What happens if a physician does something that almost anyone would consider malpractice, such as leave a sponge behind during surgery? In practice, law is never entirely predictable and different states may handle the same situation differently. Law can be frustrating to those who prize logic and consistency.
Georgia law is certain about one thing in medical malpractice: No matter how obvious a case of malpractice might be, an expert affidavit must accompany a lawsuit at the time it is filed. A lawsuit can only be initiated with the sworn statement of a well qualified physician that asserts that the defendant doctor made an avoidable mistake, or to use the legalese, deviated from the standard of care. In Georgia, it doesn’t matter how obvious the doctor’s mistake was and, if a defendant doctor disputes that he made a mistake—no matter how absurd his defense may be—he will get his day in court. But, it doesn’t work the other way around. A judge has many ways to throw out an injured patient’s medical malpractice lawsuit despite its being filed with a perfectly good affidavit.
Some states still use the doctrine of res ipsa loquitor, which essentially says that if the doctor does something as dumb as a box of rocks, the patient need not attach an expert affidavit to his medical malpractice lawsuit. Arkansas still adheres to this principle, but as a recent court of appeals case explains, the res ipsa doctrine doesn’t get you very far these days.
Dr.Marc Rogers performed gallbladder surgery on Alan Sargent. Two years later, Sargent underwent a second surgery to remove a sponge that was left in his belly. He filed a lawsuit for medical malpractice against Dr. Rogers then asked the judge for summary judgment on what seemed to be a pretty obvious case of malpractice. The judge agreed, granted summary judgment on the issue of negligence and held a jury trial on the matter of damages only. The jury awarded Sargent $100,000, but Dr. Rogers appealed.
You see, Dr. Rogers said he hadn’t done anything wrong. He even submitted the affidavit of a colleague who said that it’s perfectly fine to rely on the nurse’s sponge count and besides, the sponge was left “in a relatively inaccessible region of Sargent’s abdomen,” so it would have been hard for Dr. Rogers to see it. I kid you not.

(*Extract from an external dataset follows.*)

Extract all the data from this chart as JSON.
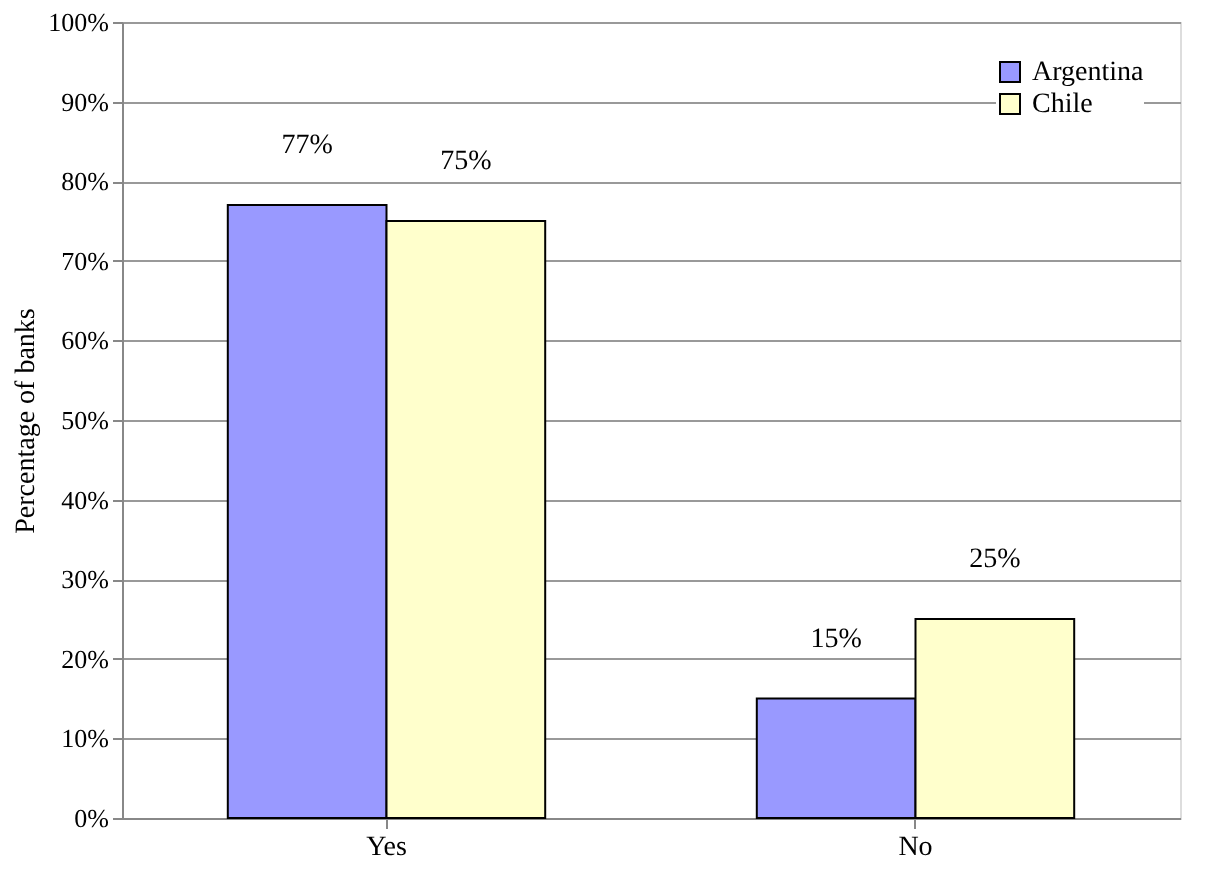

The only problem was that Arkansas had a hoary old supreme court case that pretty much described this surgical fiasco as the quintessential example of medical malpractice, and even made the point that a doctor may not slough his responsibility for getting the sponge count right onto his nurse. The appeals court had to work overtime to overturn this jury verdict and, alas, it did.

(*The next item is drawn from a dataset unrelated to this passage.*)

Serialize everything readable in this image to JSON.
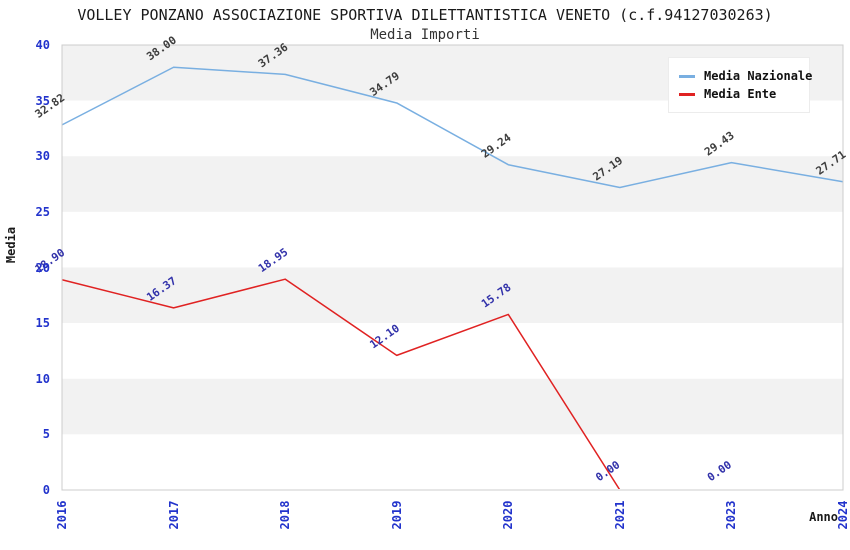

The court ruled that yes, Sargent did not need expert testimony to show that Rogers had been negligent. But, just because Sargent didn’t need to bring an expert to court and that he could rely upon the common experience of the jury, it didn’t prove that malpractice had actually been committed. Because Rogers raised an argument of fact, it would have to be up to a jury to decide whether malpractice had actually been committed. Reversed and Remanded!
Whew! I think I understand that logic, but in the immortal words of Groucho Marx: “A child of five would understand this. Send someone to fetch a child of five.”